TB-500

TB-500 is a synthetic analogue of the 43 amino acid Thymosin Beta-4 (Tb4) peptide, reproducing the complete native sequence with greater than or equal to 98% HPLC-verified purity. Thymosin Beta-4 is the most abundant member of the beta-thymosin family — small acidic intracellular proteins that function as G-actin sequestering agents regulating actin monomer availability for cytoskeletal dynamics. Tb4 is encoded by the TMSB4X gene and expressed at high levels in platelets, macrophages, neutrophils, and most other cell types, making it one of the most abundant proteins in mammalian cells (approximately 0.5% of total soluble protein).

The primary molecular mechanism of TB-500 is direct G-actin (globular actin monomer) sequestration through its LKKTET hexapeptide motif at positions 17-22. Structural studies using X-ray crystallography and NMR have established that the LKKTET sequence binds to the barbed face of the G-actin monomer, occupying a cleft that overlaps with the D-loop region normally involved in actin-actin contacts within F-actin filaments. By binding this barbed-face site, TB-500 prevents G-actin incorporation into growing F-actin filament barbed ends, maintaining a larger pool of sequestered G-actin monomers available for rapid filament assembly when protrusion signals are received.

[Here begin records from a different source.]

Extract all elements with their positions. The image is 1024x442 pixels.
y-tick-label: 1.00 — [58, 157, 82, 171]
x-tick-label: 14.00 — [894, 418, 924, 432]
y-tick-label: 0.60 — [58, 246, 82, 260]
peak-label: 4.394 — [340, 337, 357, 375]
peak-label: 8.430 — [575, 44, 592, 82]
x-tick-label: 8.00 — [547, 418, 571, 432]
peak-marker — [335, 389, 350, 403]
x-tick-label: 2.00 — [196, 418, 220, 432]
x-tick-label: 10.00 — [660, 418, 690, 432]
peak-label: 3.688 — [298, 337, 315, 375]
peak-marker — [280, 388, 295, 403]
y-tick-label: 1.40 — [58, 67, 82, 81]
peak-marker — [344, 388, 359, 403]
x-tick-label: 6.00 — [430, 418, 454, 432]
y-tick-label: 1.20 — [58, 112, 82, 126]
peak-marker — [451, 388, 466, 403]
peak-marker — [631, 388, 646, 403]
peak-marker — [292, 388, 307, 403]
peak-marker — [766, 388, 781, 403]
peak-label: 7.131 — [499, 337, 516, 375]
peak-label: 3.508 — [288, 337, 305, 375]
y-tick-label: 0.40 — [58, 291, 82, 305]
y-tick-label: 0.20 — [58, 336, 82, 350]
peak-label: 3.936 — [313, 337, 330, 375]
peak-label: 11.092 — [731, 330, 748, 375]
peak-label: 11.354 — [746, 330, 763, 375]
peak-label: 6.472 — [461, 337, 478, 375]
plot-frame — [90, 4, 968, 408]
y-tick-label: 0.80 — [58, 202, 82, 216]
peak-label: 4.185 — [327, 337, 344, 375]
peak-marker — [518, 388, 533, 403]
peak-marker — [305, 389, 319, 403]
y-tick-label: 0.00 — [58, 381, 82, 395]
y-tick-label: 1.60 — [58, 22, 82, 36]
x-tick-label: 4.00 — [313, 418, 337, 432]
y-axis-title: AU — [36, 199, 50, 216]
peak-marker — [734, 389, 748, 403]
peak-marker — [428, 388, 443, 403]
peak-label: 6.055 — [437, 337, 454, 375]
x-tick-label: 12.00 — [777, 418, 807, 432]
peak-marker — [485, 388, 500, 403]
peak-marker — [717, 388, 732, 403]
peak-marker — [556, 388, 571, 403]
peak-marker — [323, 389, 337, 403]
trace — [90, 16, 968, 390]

The G/F-actin equilibrium regulated by TB-500 is central to lamellipodia formation and directed cell migration. Lamellipodia — the flat actin-rich protrusions at the leading edge of migrating cells — require rapid actin polymerisation from the Arp2/3-nucleated branched network. The rate of actin branching is limited by G-actin monomer availability: TB-500 modulates this availability by controlling the size of the sequestered pool. In wound healing scratch assays and transwell migration assays, TB-500 treatment increases migration speed and persistence of directionality through this actin dynamics mechanism.

TB-500's second biological mechanism involves integrin-linked kinase (ILK) activation — a function distinct from the LKKTET actin-sequestering activity. Bock-Marquette et al. (Nature, 2004) published that Thymosin Beta-4 directly binds and activates ILK, promoting Akt phosphorylation at Ser473 (survival signalling) and driving cell migration through ILK-dependent PI3K pathway activation. This ILK mechanism is independent of actin binding and occurs at focal adhesion complexes where ILK connects integrin cytoplasmic tails to the cytoskeleton through PINCH-parvin interactions.

Cardiac research: Smart et al. (Nature, 2007) published that Thymosin Beta-4 administration mobilised quiescent epicardial progenitor cells (EPDCs) and promoted their migration into ischaemic myocardium, where they differentiated into smooth muscle cells and contributed to neovascularisation. This landmark study positioned Thymosin Beta-4 as a cardiac tissue regeneration research tool and generated extensive subsequent research into epicardial progenitor biology.

Corneal epithelial research connects TB-500 to one of the highest-expressing tissues for Thymosin Beta-4 in the body — the corneal epithelium. High Tb4 expression supports rapid corneal wound healing, and published research has examined TB-500 in corneal re-epithelialisation models following alkali injury and in dry eye disease models.

Research endpoints: G/F-actin ratio (Triton X-100 solubility fractionation, Western blot of supernatant and pellet fractions); lamellipodia quantification by phalloidin staining and confocal imaging; scratch assay migration rate; transwell migration (directed migration); ILK kinase activity assay; phospho-Akt (Ser473) Western blot; and Matrigel tube formation for angiogenesis.

MW: 4963.5 g/mol. CAS: 77591-33-4. Reconstitute in bacteriostatic water at 1mg/mL. Store lyophilised at -20°C. For laboratory and analytical research purposes only.